Она издала короткий смешок и сказала:
— Вижу, что ты напоминаешь, что мне уже пора домой.
На самом деле он черпал вдохновение из заранее разработанного плана, и словно не веря ей, спросил:
— Какой дом ты имеешь в виду?… Дом в переулке Мидак?… О, если бы ты прекратила вообще упоминать тот квартал! Что тебе нравится в том переулке?… Зачем ты туда возвращаешься?!
Девушка засмеялась и ответила:
— Как ты можешь меня о таком спрашивать?!… Разве тот дом не мой и не моей семьи?!
Он с презрением возразил:
— Тот дом не твой, а те люди — не твоя семья. Ты создана из другой глины, любимая. Просто кощунство, когда свежая живая плоть находится в могиле, наполненной гниющими костями. Ты разве не видела тех красоток, щеголяющих по улице в роскошных платьях?… Ты превосходишь их в красоте и очаровании, так почему не шествуешь гордо в изящных накидках и драгоценностях?… Аллах послал меня к тебе, чтобы я вернул твоей драгоценной сути украденное у неё право. И потому я говорю, что это твой дом, и хватит на том, всё.
Его слова играли на её сердце, подобно пальцам музыканта, трогающего струны скрипки, они одурманили её чувства; веки смежились, а в глазах появился мечтательный взгляд. Однако она задавалась вопросом: что же всё это значит?… Правда, её сердце изголодалось по этому, но каким путём можно исполнить свою мечту и приблизиться к цели?… Почему он не объяснит, чего хочет, и не скажет открыто, какие у него намерения?… Он блестяще выражает все её мечты, чаяния и желания, он говорит её тайным языком, выдаёт самые глубокие и потаённые мысли. Он выявляет всё сокрытое, неведомое и облекает его в ясную форму, так что она сама может это видеть воочию, за исключением одного. Он не коснулся откровенно этого момента, и даже не намекнул на него. Тогда к чему колебаться?! Она посмотрела на него своими прекрасными отважными глазами и спросила:
— Что ты имеешь в виду?
Мужчина осознал, что наступил чувствительный и опасный этап в составленном им плане, и кинул на неё усыпляющий и искушающий взгляд, затем тихо сказал:
— Я имею в виду, что ты должна жить в доме, который больше подходит тебе и наслаждаться самими приятными вещами, которые только есть в жизни.

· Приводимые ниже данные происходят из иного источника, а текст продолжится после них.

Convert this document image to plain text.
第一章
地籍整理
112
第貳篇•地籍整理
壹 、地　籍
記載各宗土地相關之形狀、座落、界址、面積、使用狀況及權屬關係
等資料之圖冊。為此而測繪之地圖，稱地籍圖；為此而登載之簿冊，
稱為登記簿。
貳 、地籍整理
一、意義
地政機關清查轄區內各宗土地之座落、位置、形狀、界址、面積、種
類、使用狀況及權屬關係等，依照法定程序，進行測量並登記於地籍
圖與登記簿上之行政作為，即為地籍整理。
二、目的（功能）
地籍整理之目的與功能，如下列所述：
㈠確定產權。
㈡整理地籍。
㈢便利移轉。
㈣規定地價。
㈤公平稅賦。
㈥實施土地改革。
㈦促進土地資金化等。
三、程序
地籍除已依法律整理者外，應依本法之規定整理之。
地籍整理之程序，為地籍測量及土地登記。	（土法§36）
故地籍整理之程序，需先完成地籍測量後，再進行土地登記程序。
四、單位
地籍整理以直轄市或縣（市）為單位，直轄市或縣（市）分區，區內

Она слегка засмеялась от смущения и ответила:
— Я ничего не понимаю.
Он нежным движением провёл по пробору в её волосах, прибегая к молчанию, чтобы собрать мысли, и сказал:
— Может быть, ты спрашиваешь себя, каким образом я хочу, чтобы ты осталась в моём доме?!… Но позволь тебя спросить в свою очередь, зачем тебе возвращаться в тот переулок?… Чтобы дожидаться там, что над тобой, подобно другим несчастным девушкам, смилостивится какой-нибудь мужчина из местных жителей и возьмёт тебя в жёны, поглотит твою свежую красоту и сочную молодость, а потом выкинет тебя в мусорку?!… Я разговариваю не с наивной девицей, в одно ухо которой влетают слова, а из другого — вылетают. Нет, я глубоко убеждён, что таких, как ты — единицы, ты — уникум, а твоя красота — восхитительна, и вместе с тем она не единственное твоё достоинство среди многих других, покрывающих тебя чуть ли не с ног до головы. Ты сама храбрость, и такие как ты, если захотят чего-либо и скажут: «Будь!», то так и будет.

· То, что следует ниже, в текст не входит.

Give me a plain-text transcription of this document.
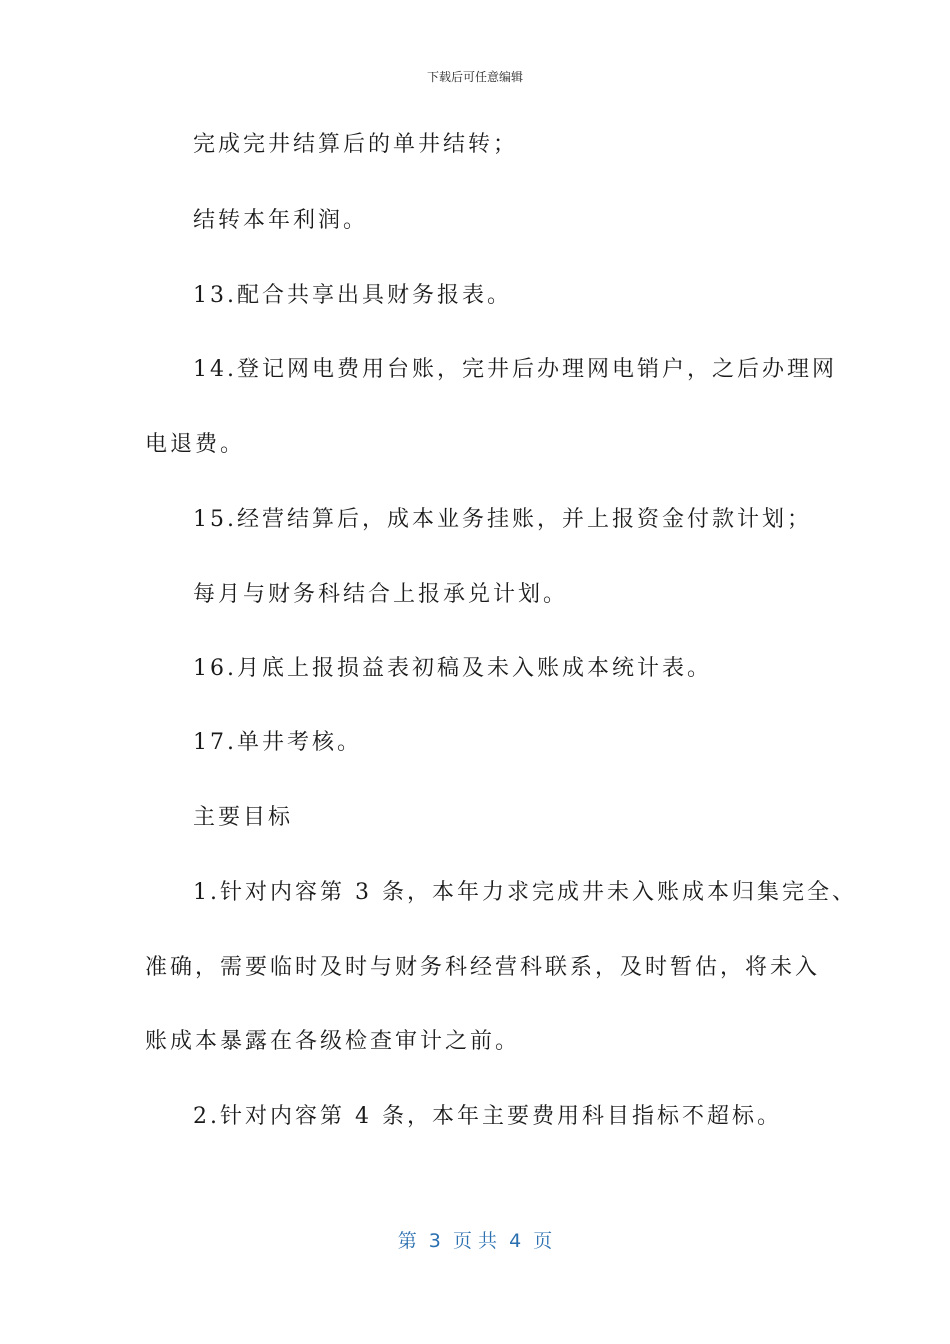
下载后可任意编辑
完成完井结算后的单井结转；
结转本年利润。
13.配合共享出具财务报表。
14.登记网电费用台账，完井后办理网电销户，之后办理网
电退费。
15.经营结算后，成本业务挂账，并上报资金付款计划；
每月与财务科结合上报承兑计划。
16.月底上报损益表初稿及未入账成本统计表。
17.单井考核。
主要目标
1.针对内容第 3 条，本年力求完成井未入账成本归集完全、
准确，需要临时及时与财务科经营科联系，及时暂估，将未入
账成本暴露在各级检查审计之前。
2.针对内容第 4 条，本年主要费用科目指标不超标。
第  3  页 共  4  页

Лицо её побледнело, а черты лица застыли. Она резко сказала:
— Это флирт, а флиртовать со мной недопустимо!… Ты начал с шуток, а закончил на полном серьёзе…!
— Флирт?!… Нет, клянусь Аллахом, я должным образом ценю тебя. Я не заигрываю, когда следует быть серьёзным, особенно с такими людьми, как ты, наполнившими меня уважением, почтением и любовью к себе. Если мои догадки верны, то ты обладаешь большим сердцем, и на пути к счастью тебе нет дела ни до чего, и никаких препятствий на этом пути быть не должно. Мне нужна спутница жизни, а ты и есть та спутница, которую я жажду больше всех на свете.